Afferma il portavoce Umberto Perosino: «Vogliamo sfatare il luogo comune dei partiti che si confrontano con i cittadini solo in campagna elettorale. Ora lanceremo una campagna d’ascolto per raccogliere le esigenze e recuperare un rapporto finora trascurato».
La giunta Gaspari? La sentenza socialista è: «Amministra bene ma comunica male».
VARIANTE PEEP. Il capogruppo Leo Sestri vuole tranquillizzare i residenti dell’Agraria. «Quella della torre è un’ipotesi che si può rivedere, il Consiglio comunale dovrà concedere l’area a qualche ente prima di dare il via ai lavori».
Allo Sdi, comunque, il grattacielo da 13 piani non piace. «Progettualità che non condividiamo».
LA PARTECIPAZIONE. Sestri lancia poi la proposta di una commissione urbanistica permanente che stili un calendario di incontri a lungo termine per approfondire le tematiche che in un recente Consiglio comunale aperto sono state lasciate alle orecchie dei (pochi) tecnici di settore presenti.
«Sia nel caso della variante normativa che nella variante Peep la città non ha capito quale sia stata l’effettiva portata», continua Sestri.

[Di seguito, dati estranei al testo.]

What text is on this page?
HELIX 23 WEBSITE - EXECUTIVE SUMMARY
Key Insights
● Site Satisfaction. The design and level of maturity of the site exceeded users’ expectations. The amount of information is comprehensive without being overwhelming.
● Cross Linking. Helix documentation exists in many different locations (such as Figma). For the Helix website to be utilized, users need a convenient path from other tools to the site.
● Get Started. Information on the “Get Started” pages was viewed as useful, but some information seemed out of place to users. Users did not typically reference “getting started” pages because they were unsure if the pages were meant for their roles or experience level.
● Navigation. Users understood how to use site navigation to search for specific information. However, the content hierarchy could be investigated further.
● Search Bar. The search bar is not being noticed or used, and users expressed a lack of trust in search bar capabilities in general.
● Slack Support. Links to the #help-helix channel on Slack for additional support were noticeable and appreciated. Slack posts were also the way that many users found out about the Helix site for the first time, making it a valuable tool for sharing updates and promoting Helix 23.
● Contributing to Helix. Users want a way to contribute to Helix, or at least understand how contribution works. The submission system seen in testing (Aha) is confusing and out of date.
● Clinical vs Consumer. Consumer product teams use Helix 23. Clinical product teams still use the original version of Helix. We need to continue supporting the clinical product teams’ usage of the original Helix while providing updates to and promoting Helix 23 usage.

LA CITTA’ DELLO SPORT. Zona Brancadoro è il prisma su cui si riflettono le idee ambiziose dello Sdi. Il concetto è: creare un polo con tutti gli impianti sportivi in una zona strategica e finora inutilizzata, spostando dal centro il circolo Maggioni e la pista di pattinaggio. «La città avrebbe un polo di attrazione turistico e sociale e si liberebbe il water front dall’Albula al Ballarin», afferma l’architetto Sdi Giuseppe Savini.
IL FUTURO DELLA CITTA’. Il consigliere comunale Laversa chiede una maggiore spinta dell’urbanistica contrattata. Il segretario Umberto Pasquali sogna lo spostamento del porto peschereccio «per liberare un nuovo spazio turistico e commerciale, da realizzare con un concorso di idee e un finanziamento esterno». I socialisti snocciolano poi altri concetti, a loro parere da tenere presente con urgenza: la delocalizzazione dell’ospedale civile, premi volumetrici per chi demolisce e ricostruisce riqualificando la città, arretrare l’autostrada, tutelare le colline continuando solo con piccole edificazioni, sconfiggere l’erosione alla Sentina e gestire meglio una riserva che starebbe scomparendo sotto il mare.
A livello di indirizzi generali, la domanda che si fanno i socialisti è: «E’ impossibile che gli elaborati del professor Bellagamba, pagati profumatamente, rimangano nel cassetto. Perché non utilizzarli?».